Source: Toronto Regional Real Estate Board (TRREB)

Greater Vancouver Area

Vancouver housing statistics

Sales: 1,870

  • -41% YoY
  • -0.1% MoM

MLS Home Price Index benchmark price: $1,180,500

  • +7.4% YoY
  • -2.2% MoM

New listings: 3,960

  • -17.5% YoY
  • -16% MoM

Active listings: 9,662

  • +7.3% YoY
  • -6% MoM

“With inflationary pressure and interest rates on the rise, home buyer and seller activity shifted below our long-term seasonal averages this summer,” said Andrew Lis, REBGV Director, economics and data analytics. “Homebuyers and sellers are taking more time to assess what this changing landscape means for their housing needs.”

Source: Real Estate Board of Greater Vancouver (REBGV)

Montreal Census Metropolitan Area

Montreal housing statistics

Home Sales: 2,681

  • -20% YoY
  • -13% MoM

Median Price (single-family detached): $525,000

  • +5% YoY
  • -4.5% MoM

Average Price (condo): $385,000

  • +3% YoY
  • -1.6% MoM

New listings: 5,211

  • +18% YoY
  • +6% MoM

Active listings: 13,715

  • +37% YoY
  • +8% MoM

“The magnitude of the increase in mortgage interest rates is beginning to be reflected in a more incisive way, with transactional activity slowing down further and the inventory of properties put up for sale building up,” said Charles Brant, Director of the QPAREB’s Market Analysis Department. “The market’s re-balancing process is therefore underway, albeit in a much more gradual manner than in the other Canadian metropolises, reflected in a shift in the ratio of sales per new listings and a rapid decline in the proportion of sales of properties that were concluded after overbidding.”

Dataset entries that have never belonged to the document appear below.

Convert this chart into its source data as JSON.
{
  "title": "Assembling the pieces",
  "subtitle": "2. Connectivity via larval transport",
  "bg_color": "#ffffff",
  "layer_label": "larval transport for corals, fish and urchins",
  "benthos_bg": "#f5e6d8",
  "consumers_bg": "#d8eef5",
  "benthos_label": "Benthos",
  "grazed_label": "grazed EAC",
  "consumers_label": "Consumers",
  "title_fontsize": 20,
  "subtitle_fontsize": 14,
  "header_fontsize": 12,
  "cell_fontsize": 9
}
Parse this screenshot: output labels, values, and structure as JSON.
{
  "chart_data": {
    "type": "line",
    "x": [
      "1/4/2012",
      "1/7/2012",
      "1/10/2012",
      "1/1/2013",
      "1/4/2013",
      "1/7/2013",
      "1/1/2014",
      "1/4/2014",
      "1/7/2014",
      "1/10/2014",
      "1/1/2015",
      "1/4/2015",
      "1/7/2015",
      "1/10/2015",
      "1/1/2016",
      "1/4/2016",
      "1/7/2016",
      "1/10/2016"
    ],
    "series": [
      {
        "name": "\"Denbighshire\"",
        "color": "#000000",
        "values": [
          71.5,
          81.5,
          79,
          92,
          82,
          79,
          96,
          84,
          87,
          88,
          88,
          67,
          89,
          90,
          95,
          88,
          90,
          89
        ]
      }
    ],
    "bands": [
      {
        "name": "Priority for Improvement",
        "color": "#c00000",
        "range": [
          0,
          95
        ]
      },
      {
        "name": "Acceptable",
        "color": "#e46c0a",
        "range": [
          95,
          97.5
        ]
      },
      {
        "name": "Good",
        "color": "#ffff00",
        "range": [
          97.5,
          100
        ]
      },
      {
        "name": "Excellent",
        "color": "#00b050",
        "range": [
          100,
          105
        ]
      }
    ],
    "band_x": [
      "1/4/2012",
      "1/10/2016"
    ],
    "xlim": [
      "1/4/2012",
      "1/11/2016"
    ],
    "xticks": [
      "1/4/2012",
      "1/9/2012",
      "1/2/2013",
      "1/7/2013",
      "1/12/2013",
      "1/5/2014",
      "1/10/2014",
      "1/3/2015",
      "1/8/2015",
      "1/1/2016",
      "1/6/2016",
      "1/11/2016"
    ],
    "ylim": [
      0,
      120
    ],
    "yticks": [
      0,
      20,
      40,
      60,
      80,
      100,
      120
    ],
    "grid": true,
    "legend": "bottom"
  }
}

Source: Quebec Professional Association of Real Estate Brokers (QPAREB)


Calgary housing statistics

Sales: 2,135

  • -0.5% YoY
  • -5% MoM

Benchmark Price (all housing types): $531,800

  • +11% YoY
  • -1.5% MoM

New listings: 2,719

  • -4% YoY
  • -14% MoM

Active listings: 4,782

  • -21% YoY
  • -10% MoM

“While higher lending rates have slowed activity in the detached market, we are still seeing homebuyers shift to more affordable options, which is keeping sales activity relatively strong,” said CREB Chief Economist Ann-Marie Lurie. “This makes Calgary different than some of the larger cities in the country, which have recorded significant pullbacks in sales.”

Source: Calgary Real Estate Board (CREB)


Ottawa housing statistics

Sales: 1,137

  • -27% YoY
  • +2.4% MoM

Average Price (residential property): $716,354

  • +5% YoY
  • -7% MoM

Average Price (condominium): $425,694

  • +1% YoY
  • -3% MoM

New Listings: 2,338

  • -4.8% YoY
  • -10% MoM

“August is a traditionally slower month in Ottawa’s resale market ebb and flow cycle due to summer vacations. Compounding the slowdown in market activity, Buyers are uncertain about their purchasing power given impending additional interest rate hikes,” said Ottawa Real Estate Board President Penny Torontow. “The lightning speed at which homes were selling at the start of 2022 is a thing of the past, evidenced by Days on Market (DOMs) inching closer to that 30-day mark.”